Le tour est-il joué avec les autres coordinations aussi ? Il ne fallait pas poser la question. Il ne fallait se poser cette question. La réponse est hautement préjudiciable à l’unité nationale et à la logique de l’administration d’une pandémie comme celle de Covid-19. A Gbessia, l’équipe de vaccination aurait été obtenue grâce à l’amitié, à la proximité et à la parfaite harmonie entre le Chef de l’État et le patron de la Coordination, même si celle-ci ne coordonne pas tout le monde de la même manière. Je me demande encore si j’aurais réuni suffisamment de courage pour y accompagner un certain Sékou Koundouno,

Pour les autres coordinations, tout semble très mal coordonné. On baigne dans un dualisme sournois. Le flou semble mieux s’en tirer en Haute Guinée. La Basse-Guinée n’échappe pas aux méfaits des ombres contradictoires de Nana Souna Yansané et d’El Hadj Sékhouna Soumah. Au Fouta, c’est carrément le scandale en temps de pandémie.
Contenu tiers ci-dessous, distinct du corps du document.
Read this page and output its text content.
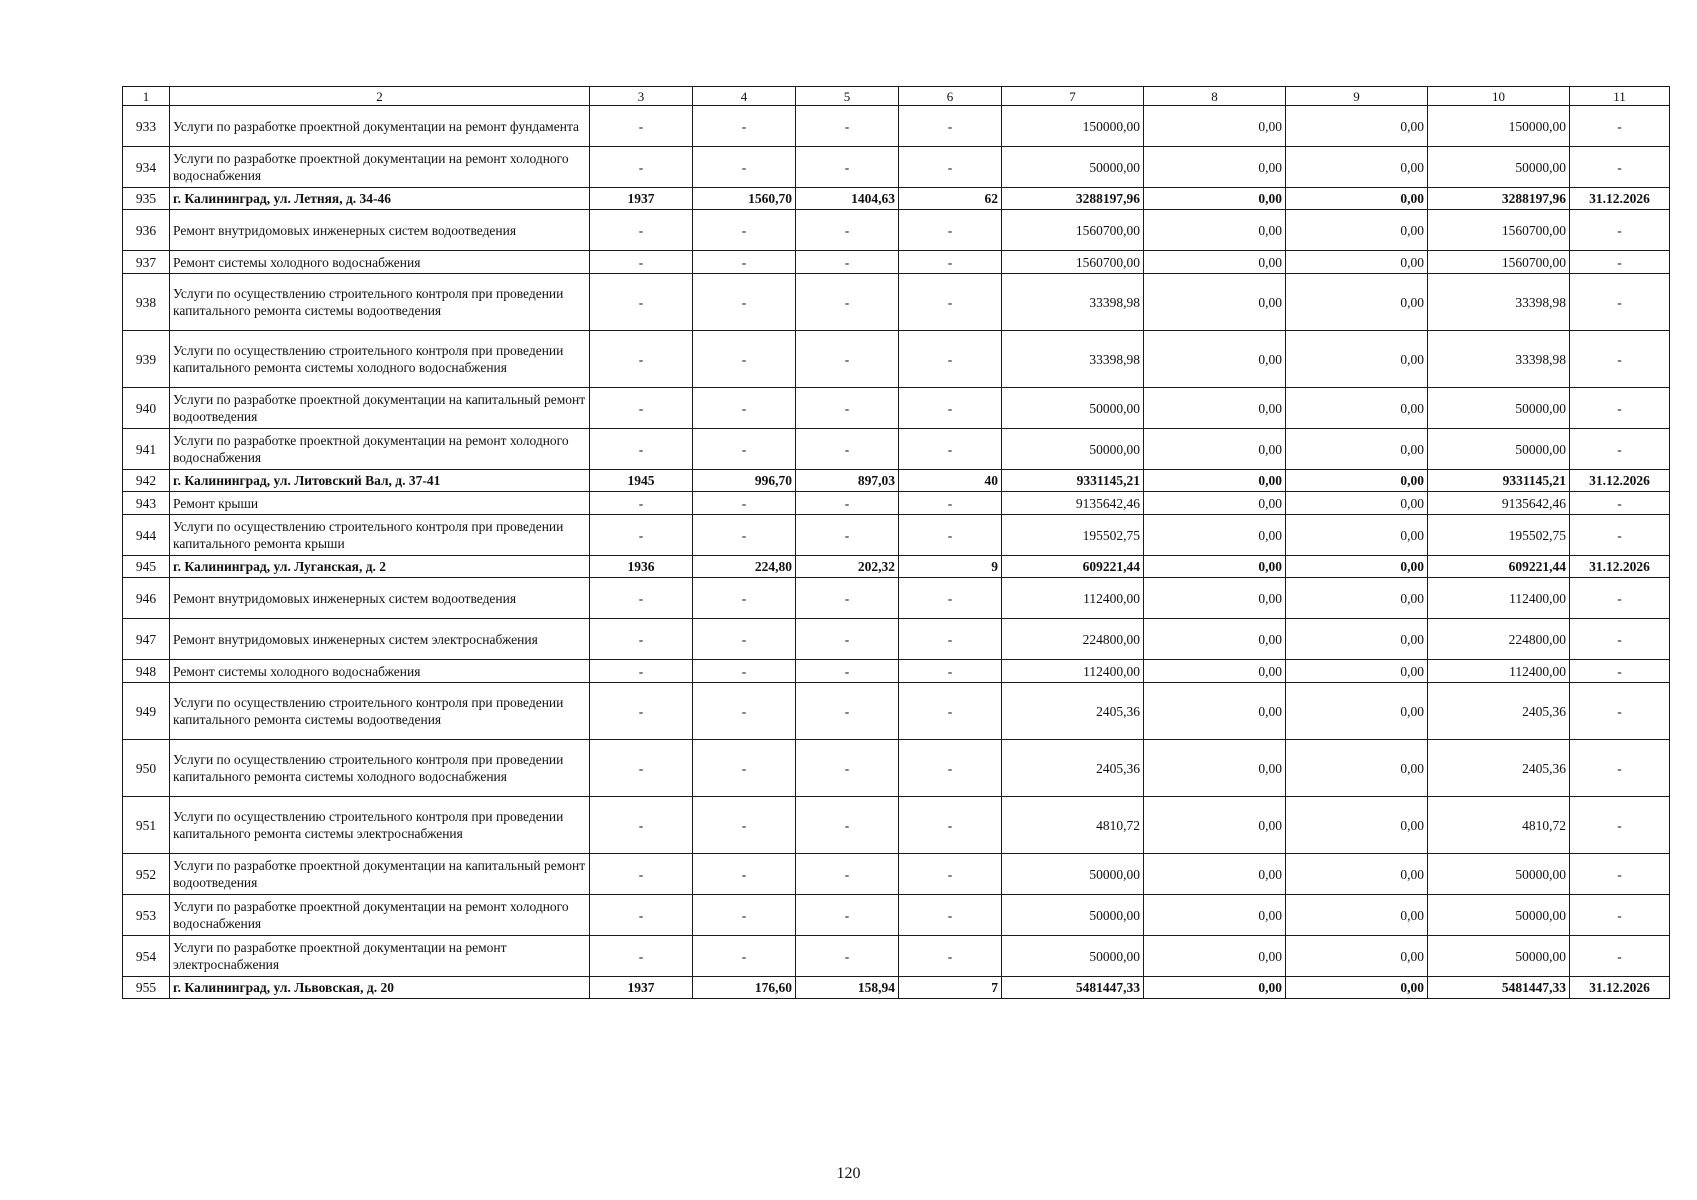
1	2	3	4	5	6	7	8	9	10	11
933	Услуги по разработке проектной документации на ремонт фундамента	-	-	-	-	150000,00	0,00	0,00	150000,00	-
934	Услуги по разработке проектной документации на ремонт холодного водоснабжения	-	-	-	-	50000,00	0,00	0,00	50000,00	-
935	г. Калининград, ул. Летняя, д. 34-46	1937	1560,70	1404,63	62	3288197,96	0,00	0,00	3288197,96	31.12.2026
936	Ремонт внутридомовых инженерных систем водоотведения	-	-	-	-	1560700,00	0,00	0,00	1560700,00	-
937	Ремонт системы холодного водоснабжения	-	-	-	-	1560700,00	0,00	0,00	1560700,00	-
938	Услуги по осуществлению строительного контроля при проведении капитального ремонта системы водоотведения	-	-	-	-	33398,98	0,00	0,00	33398,98	-
939	Услуги по осуществлению строительного контроля при проведении капитального ремонта системы холодного водоснабжения	-	-	-	-	33398,98	0,00	0,00	33398,98	-
940	Услуги по разработке проектной документации на капитальный ремонт водоотведения	-	-	-	-	50000,00	0,00	0,00	50000,00	-
941	Услуги по разработке проектной документации на ремонт холодного водоснабжения	-	-	-	-	50000,00	0,00	0,00	50000,00	-
942	г. Калининград, ул. Литовский Вал, д. 37-41	1945	996,70	897,03	40	9331145,21	0,00	0,00	9331145,21	31.12.2026
943	Ремонт крыши	-	-	-	-	9135642,46	0,00	0,00	9135642,46	-
944	Услуги по осуществлению строительного контроля при проведении капитального ремонта крыши	-	-	-	-	195502,75	0,00	0,00	195502,75	-
945	г. Калининград, ул. Луганская, д. 2	1936	224,80	202,32	9	609221,44	0,00	0,00	609221,44	31.12.2026
946	Ремонт внутридомовых инженерных систем водоотведения	-	-	-	-	112400,00	0,00	0,00	112400,00	-
947	Ремонт внутридомовых инженерных систем электроснабжения	-	-	-	-	224800,00	0,00	0,00	224800,00	-
948	Ремонт системы холодного водоснабжения	-	-	-	-	112400,00	0,00	0,00	112400,00	-
949	Услуги по осуществлению строительного контроля при проведении капитального ремонта системы водоотведения	-	-	-	-	2405,36	0,00	0,00	2405,36	-
950	Услуги по осуществлению строительного контроля при проведении капитального ремонта системы холодного водоснабжения	-	-	-	-	2405,36	0,00	0,00	2405,36	-
951	Услуги по осуществлению строительного контроля при проведении капитального ремонта системы электроснабжения	-	-	-	-	4810,72	0,00	0,00	4810,72	-
952	Услуги по разработке проектной документации на капитальный ремонт водоотведения	-	-	-	-	50000,00	0,00	0,00	50000,00	-
953	Услуги по разработке проектной документации на ремонт холодного водоснабжения	-	-	-	-	50000,00	0,00	0,00	50000,00	-
954	Услуги по разработке проектной документации на ремонт электроснабжения	-	-	-	-	50000,00	0,00	0,00	50000,00	-
955	г. Калининград, ул. Львовская, д. 20	1937	176,60	158,94	7	5481447,33	0,00	0,00	5481447,33	31.12.2026
120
Que chacun aille se faire vacciner où bon lui semble. Faute de certitude de ce que l’on vous inocule, on se contente souvent les mesures barrières. Il a fallu attendre le 26 avril pour entendre l’ANSS dire que ceux qui n’ont pris qu’une dose de Spoutnik ont jusqu’à trois mois pour en prendre la seconde. Ce n’était trop tôt. Croyez-moi ! Quand le déficit d’information, les manipulations politiciennes et le Coronavirus s’entre mêlent, la rupture de stock du vaccin devient secondaire.